On Friday, I got a call from my mortgage advisor telling me that the Sunday Times had been in touch with him. They wanted to interview a young couple who had recently taken out a mortgage, and so he thought of me and Elena, and gave me a call.
The paper arranged for a photographer to be around in an hour and interviewed me on the phone as to why I chose the mortgage I did and next thing you know, me and Elena were on the front page of the Sunday Times money section!
I could hardly believe my eyes on Sunday, when I picked up the paper and saw our thumbnail on the front page in the top left hand corner, the very first thing you see when you turn to the money pages, and all my friends have remarked how little sense it makes that I, who care not a jot about the stuff, should be there looking like some money guru! As Jason says "...it just doesn't compute"
Amusingly, the paper reported my name as Anthony Hoang, the second time that my name has been spelt wrong in the papers. And yes everyone I know has ripped the piss out me for that already, so feel free to add yours below...

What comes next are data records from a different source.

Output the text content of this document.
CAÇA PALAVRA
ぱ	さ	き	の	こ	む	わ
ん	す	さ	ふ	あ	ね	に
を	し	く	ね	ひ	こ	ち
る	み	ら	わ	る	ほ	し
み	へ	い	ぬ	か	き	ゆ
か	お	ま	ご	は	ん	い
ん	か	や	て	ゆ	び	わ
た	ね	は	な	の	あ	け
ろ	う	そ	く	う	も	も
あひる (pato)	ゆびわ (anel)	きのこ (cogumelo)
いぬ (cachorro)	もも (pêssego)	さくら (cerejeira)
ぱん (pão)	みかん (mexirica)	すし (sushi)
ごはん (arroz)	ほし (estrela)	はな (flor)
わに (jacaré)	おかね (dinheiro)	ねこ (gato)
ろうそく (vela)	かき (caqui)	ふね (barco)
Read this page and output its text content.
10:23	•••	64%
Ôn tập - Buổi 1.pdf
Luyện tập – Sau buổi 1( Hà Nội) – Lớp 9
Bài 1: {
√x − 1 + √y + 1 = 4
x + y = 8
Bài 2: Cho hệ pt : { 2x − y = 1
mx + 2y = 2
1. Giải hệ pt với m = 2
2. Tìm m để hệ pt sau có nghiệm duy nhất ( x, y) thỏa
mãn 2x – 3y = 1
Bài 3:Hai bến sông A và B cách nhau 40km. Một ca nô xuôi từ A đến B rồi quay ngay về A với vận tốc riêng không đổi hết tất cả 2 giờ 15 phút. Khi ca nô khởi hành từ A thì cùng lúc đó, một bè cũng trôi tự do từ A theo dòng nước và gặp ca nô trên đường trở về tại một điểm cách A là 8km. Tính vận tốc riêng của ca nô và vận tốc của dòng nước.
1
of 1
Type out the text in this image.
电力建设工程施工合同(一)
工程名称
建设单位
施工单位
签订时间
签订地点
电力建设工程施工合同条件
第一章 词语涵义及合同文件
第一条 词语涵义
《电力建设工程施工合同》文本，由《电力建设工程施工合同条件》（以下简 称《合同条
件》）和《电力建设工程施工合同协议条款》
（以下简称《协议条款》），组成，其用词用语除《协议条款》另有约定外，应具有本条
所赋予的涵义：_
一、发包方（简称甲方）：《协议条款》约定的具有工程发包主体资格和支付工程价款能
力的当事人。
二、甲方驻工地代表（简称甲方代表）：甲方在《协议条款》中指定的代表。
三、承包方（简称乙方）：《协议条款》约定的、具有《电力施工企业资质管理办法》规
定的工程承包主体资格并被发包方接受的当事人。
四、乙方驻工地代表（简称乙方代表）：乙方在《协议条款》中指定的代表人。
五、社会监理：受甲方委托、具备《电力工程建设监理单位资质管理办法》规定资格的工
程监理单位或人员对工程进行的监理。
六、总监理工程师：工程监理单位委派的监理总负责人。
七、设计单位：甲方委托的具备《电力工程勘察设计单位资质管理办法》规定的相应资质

For REAL wall fans, me and Elena tried our very hardest to get your mail in.
The picture on the front page, which is also featured on the online version of the story was taken with the official REAL wall as the white background. The photographer was looking for a white background and said "Could you take those postcards down and we'll take the picture over there"
D'oh!
Inside the paper, on page 4 me and Elena are pictured on the stairs. After clearing the place up a little, Elena slyly draped Okadascat's knitted banner across the top of a table in front of us, and I set up a postcard from Richard Canard at our feet on the staircase.